Vielfältige Regularien lassen die Übertragbarkeit von D2C-Modellen auf den Gesundheitsbereich als zweifelhaft erscheinen – und im RX-Bereich sowie bei apothekenpflichtigen Medikamenten trifft das auch zu. Für alle anderen Angebote innerhalb des Gesundheitsmarktes gilt das aber nicht. Im Gegenteil, gerade, weil diese Branche Neuerungen gegenüber traditionell zurückhaltend agiert, besteht jetzt noch die Chance, eine Vorreiterrolle einzunehmen und sich so Wettbewerbsvorteile und Marktanteile zu sichern. Welche Vorteile hat das für Pharma?- Vertrauen gewinnen: Beim Online-Shoppen sind Nutzer:innen im Gesundheitsbereich eher zurückhaltend, etwa aus Furcht vor Produktfälschungen. Genau das lässt sich beim direkten Vertrieb durch Hersteller aushebeln – hier wissen Nutzer:innen genau, mit wem sie in Kontakt treten. Der Faktor Vertrauen ist bei Direktkäufen gerade im Consumer-Healthcare-Bereich ein Pfund, mit dem sich wuchern lässt.

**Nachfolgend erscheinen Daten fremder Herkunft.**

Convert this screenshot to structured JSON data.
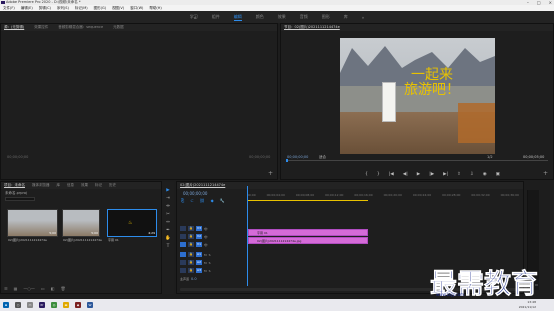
{
  "window": {
    "title": "Adobe Premiere Pro 2020 - D:\\视频\\未命名 *"
  },
  "menu": [
    "文件(F)",
    "编辑(E)",
    "剪辑(C)",
    "序列(S)",
    "标记(M)",
    "图形(G)",
    "视图(V)",
    "窗口(W)",
    "帮助(H)"
  ],
  "workspaces": [
    "学习",
    "组件",
    "编辑",
    "颜色",
    "效果",
    "音频",
    "图形",
    "库"
  ],
  "active_workspace": 2,
  "source_panel": {
    "tabs": [
      "源：(无剪辑)",
      "效果控件",
      "音频剪辑混合器：sequence",
      "元数据"
    ],
    "tc_left": "00;00;00;00",
    "tc_right": "00;00;00;00"
  },
  "program_panel": {
    "tab": "节目：02(图片)2021111214474e",
    "tc_left": "00;00;00;00",
    "fit": "适合",
    "page": "1/2",
    "tc_right": "00;00;05;00",
    "overlay_line1": "一起来",
    "overlay_line2": "旅游吧！"
  },
  "project_panel": {
    "tabs": [
      "项目：未命名",
      "媒体浏览器",
      "库",
      "信息",
      "效果",
      "标记",
      "历史"
    ],
    "path": "未命名.prproj",
    "items": [
      {
        "name": "02(图片)2021111214474e",
        "dur": "5;00"
      },
      {
        "name": "02(图片)2021111214474e",
        "dur": "5;00"
      },
      {
        "name": "字幕 01",
        "dur": "4;29"
      }
    ]
  },
  "timeline": {
    "tab": "02(图片)2021111214474e",
    "tc": "00;00;00;00",
    "ticks": [
      "00;00",
      "00;00;04;00",
      "00;00;08;00",
      "00;00;12;00",
      "00;00;16;00",
      "00;00;20;00",
      "00;00;24;00",
      "00;00;28;00",
      "00;00;32;00",
      "00;00;36;00"
    ],
    "tracks": [
      "V3",
      "V2",
      "V1",
      "A1",
      "A2",
      "A3",
      "主声道"
    ],
    "clip_title": "字幕 01",
    "clip_image": "02(图片)2021111214474e.jpg",
    "master_value": "0.0"
  },
  "tray": {
    "time": "13:48",
    "date": "2021/11/12"
  },
  "watermark": {
    "text": "最需教育",
    "url": "www.zxjy.com"
  },
  "colors": {
    "accent": "#2d8ceb",
    "clip": "#d56bd8",
    "overlay": "#e8c200"
  }
}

- Kundenbeziehungen aufbauen: Die direkten Kundenbeziehungen können langfristig Loyalität zur Marke erzeugen: Trust und Markenbindung sind wichtige Kaufargumente für Verbraucher:innen, wenn es um die Erhaltung ihrer Gesundheit geht. Der markeneigene Online-Shop kann hierbei unterstützen.
- Schlanker Vertrieb, schlanker Außendienst: Auch wenn der Consumer-Healthcare-Markt sich nicht auf Apotheken beschränkt, lassen sich am beispielhaften Vertriebsweg via Apotheke etliche Punkte verdeutlichen. Zwischenstationen, wie etwa der Großhandel, fallen weg. In diesem Zusammenhang ist aber auch mögliches Einsparpotenzial durch einen schlankeren Außendienst ein weiterer Aspekt.
- Schließung von PoS-Lücken: Die Zahl der Apotheken in Deutschland sinkt langsam, aber sicher. Damit werden die angestammten potenziellen Points of Sale weniger. Diese Lücke selbst zu schließen, mit konsequent digitalen Mitteln, erscheint naheliegend.
- Kundenbedürfnisse erfassen: Dabei lässt sich auch eine der Schwächen des seit Jahrzehnten bestehenden Modells ausbügeln: Gesundheitsunternehmen kennen ihre Kund:innen und deren Bedürfnisse zurzeit im Prinzip nur aus zweiter Hand – im Gegensatz zur Apotheke vor Ort. Künftig können Pharmaunternehmen wertvolle Kundeninsights gewinnen und darauf basierend positive Kundenerlebnisse schaffen.